Saturday, March 26, 2016

Alarm Bells of Consciousness

Photo: “Tar Beach #2” silkscreen on silk by Faith Ringgold, courtesy B2 Fine Art Gallery

Faith Ringgold and Aminah Benda Lynn Robinson at B2 Fine Art

Published in the Weekly Volcano, March 24, 2016

“Tar Beach #2” silkscreen on silk by Faith Ringgold, courtesy B2 Fine Art Gallery
The name of the show is Politi Oso, and the catchy title, “Alarm Bells of Consciousness” is the descriptor from the B2 Fine Art website. Featuring works by the recently departed Aminah Benda Lynn Robinson and the great Faith Ringgold, this visual exploration of feminism, race, culture, religion and politics is a museum-quality exhibition that Tacomans can count themselves lucky to have access to.

Both artists use materials commonly associated with women, such as sewing and quilting combined with more traditional art media such as acrylic paint and printing media, to create hard-hitting, gritty, truth-telling images that look unflinchingly at the history of feminism, slavery, Jim Crow, and the civil rights movement.

"People of the Book: Ethiopian Woman," mixed media by Aminah Benda Lynn Robinson, courtesy B2 Fine Art Gallery
Ringgold’s drawing is childlike and direct. Her colors are mostly primary. Her message is unambiguous. Often her paintings, quilts and collages are jam-packed with images. A typical Ringgold is “Declaration of Freedom & Independence,” a quilt with acrylic on canvas and a stars-and-stripes border that is painted and put together like a piecework quilt. It is an illustrated history of the Declaration of Independence and the civil rights movement in six panels, with recognizable historic figures and hand-lettered writing. For example, one panel is labeled “All Men Are Created Equal.” It pictures a slave ship and King George of England walking on the heads of people. The adjacent panel is titled “And Women?” and depicts lynchings and the melee on the Edmund Pettus Bridge in Alabama, a famous event in history that was re-introduced to the American public in the recent motion picture, Selma.

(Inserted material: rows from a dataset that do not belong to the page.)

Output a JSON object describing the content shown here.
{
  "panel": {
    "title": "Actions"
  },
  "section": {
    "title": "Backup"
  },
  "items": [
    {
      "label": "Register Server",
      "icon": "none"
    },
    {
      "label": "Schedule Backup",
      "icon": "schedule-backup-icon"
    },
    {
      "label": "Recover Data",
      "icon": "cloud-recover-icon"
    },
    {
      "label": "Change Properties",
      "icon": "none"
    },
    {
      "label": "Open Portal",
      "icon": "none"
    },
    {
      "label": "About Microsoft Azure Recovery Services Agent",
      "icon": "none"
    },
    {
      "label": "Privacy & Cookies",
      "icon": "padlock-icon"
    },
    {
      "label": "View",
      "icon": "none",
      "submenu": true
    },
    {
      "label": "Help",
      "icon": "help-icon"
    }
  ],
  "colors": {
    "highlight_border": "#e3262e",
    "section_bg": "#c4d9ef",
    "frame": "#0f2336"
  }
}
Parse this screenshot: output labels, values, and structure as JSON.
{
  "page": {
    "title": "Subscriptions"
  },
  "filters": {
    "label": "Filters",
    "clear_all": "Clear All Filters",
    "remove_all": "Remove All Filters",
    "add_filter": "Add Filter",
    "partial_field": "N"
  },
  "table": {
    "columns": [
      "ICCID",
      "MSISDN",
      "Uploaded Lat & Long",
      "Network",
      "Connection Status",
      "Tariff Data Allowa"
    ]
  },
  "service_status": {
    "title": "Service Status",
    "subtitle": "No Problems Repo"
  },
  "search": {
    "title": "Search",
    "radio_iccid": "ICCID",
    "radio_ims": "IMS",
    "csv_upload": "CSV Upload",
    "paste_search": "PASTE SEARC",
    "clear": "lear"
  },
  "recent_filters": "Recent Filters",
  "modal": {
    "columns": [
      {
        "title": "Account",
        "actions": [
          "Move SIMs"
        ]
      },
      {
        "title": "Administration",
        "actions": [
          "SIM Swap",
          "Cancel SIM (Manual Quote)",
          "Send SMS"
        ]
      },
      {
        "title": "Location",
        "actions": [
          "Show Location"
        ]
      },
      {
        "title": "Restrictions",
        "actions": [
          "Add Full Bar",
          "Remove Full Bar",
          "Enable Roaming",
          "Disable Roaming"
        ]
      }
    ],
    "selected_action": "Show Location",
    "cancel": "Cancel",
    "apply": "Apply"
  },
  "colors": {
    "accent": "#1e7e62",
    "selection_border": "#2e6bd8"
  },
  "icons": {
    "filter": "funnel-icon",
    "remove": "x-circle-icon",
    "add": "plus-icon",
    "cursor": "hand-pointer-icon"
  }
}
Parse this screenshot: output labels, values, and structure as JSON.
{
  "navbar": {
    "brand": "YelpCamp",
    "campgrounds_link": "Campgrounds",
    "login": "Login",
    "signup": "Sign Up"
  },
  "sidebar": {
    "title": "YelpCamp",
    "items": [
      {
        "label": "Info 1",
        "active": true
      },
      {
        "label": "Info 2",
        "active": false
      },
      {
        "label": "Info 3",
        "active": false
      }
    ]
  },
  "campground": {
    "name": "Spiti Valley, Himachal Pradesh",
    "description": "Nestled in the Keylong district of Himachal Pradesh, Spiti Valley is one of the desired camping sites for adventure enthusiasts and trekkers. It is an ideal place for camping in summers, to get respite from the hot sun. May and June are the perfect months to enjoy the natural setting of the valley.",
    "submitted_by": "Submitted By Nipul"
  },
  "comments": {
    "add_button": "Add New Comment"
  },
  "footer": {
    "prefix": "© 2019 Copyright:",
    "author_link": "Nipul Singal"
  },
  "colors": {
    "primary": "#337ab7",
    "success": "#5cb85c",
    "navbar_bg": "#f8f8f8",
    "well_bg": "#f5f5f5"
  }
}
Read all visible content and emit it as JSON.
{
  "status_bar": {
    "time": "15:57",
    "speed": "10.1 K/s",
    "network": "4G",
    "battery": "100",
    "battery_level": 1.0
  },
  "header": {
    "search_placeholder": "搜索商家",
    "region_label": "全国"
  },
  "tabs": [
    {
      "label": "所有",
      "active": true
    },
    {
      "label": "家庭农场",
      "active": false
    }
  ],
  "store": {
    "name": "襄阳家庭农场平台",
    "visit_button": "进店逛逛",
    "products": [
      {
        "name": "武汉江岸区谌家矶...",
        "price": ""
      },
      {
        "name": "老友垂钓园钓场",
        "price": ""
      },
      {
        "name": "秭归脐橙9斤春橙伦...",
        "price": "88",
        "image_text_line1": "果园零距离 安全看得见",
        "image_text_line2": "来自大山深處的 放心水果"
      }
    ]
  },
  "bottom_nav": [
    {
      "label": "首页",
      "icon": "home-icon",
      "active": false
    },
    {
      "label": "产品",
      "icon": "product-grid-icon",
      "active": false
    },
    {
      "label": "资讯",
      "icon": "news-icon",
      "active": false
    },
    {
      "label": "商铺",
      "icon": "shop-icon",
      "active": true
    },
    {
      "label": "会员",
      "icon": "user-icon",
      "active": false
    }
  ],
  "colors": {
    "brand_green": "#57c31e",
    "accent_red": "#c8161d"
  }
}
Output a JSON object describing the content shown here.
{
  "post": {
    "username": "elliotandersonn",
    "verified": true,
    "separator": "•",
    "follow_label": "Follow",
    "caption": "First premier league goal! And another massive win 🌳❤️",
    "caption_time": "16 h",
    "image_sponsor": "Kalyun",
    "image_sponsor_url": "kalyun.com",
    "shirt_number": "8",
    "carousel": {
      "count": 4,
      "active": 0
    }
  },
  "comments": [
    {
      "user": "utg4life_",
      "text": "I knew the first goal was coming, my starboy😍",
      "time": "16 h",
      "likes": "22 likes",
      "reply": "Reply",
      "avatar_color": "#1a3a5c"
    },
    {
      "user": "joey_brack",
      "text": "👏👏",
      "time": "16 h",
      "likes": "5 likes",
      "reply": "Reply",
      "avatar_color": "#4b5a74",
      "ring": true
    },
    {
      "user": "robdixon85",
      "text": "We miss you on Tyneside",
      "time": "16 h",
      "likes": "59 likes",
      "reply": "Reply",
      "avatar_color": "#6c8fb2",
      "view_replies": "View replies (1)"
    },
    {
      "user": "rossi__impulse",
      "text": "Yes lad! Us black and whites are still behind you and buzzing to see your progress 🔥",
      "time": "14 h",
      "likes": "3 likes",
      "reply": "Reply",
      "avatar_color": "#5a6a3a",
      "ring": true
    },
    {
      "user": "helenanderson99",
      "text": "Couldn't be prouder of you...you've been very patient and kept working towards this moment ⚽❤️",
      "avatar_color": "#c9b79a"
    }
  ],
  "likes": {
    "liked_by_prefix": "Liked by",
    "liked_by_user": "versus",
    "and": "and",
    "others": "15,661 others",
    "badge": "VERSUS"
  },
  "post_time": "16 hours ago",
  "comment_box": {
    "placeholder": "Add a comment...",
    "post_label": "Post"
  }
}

Ringgold’s “Tar Beach #2” is an illustration of personal history and a fantasy. She grew up in a tenement building in Harlem where she and her family “escaped” to the roof in view of the George Washington Bridge where she could pretend she was at the beach. In this picture, perspective is flattened and everything rests visually on the same plane, meaning there is no illusion of depth. Buildings are stacked like Legos. The family is gathered together on the rooftop. There’s food on the table, and Ringgold and her little brother are sleeping on a bed. The bridge can be seen in the distance, and children are flying overhead. Stories from her life are printed in the sky. Everything is almost classically balanced but shifted slightly off center. I found everything about this painting so enchanting that I was compelled to study every one of its many details.

Ringgold is more famous than Robinson. I have never before seen any of Robinson’s work (and wonder how I could have missed it); but I found it to be even more powerful visually than Ringgold’s. Her work in this show includes mixed-media paintings, drawings, and collages that depict important protest movements,  from the marches of the 1960s to the more recent Occupy movement.

Her “People of the Book” series comprises eight black-and-white woodcut portraits of African women that expose their souls, their strength and humor and the hurt in their eyes. They are beautifully drawn with free-flowing and well-controlled lines and strong value contrasts.

Also in this series are two large portraits in watercolor and gouache on paper with collaged fabric. The woman’s face in “People of the Book: Ethiopian Woman” is painted dark brown and purple. She wears a colorful headdress and scarves made from men’s neckties and other patterned materials. In “Bedouin Woman”, men’s ties form a veil that covers the woman’s face so that only her eyes show — the ties reminding us that it is men who force women to hide their faces.

I urge you to see this exhibition. There will be an artist reception Saturday, April 9 from 5-8 p.m.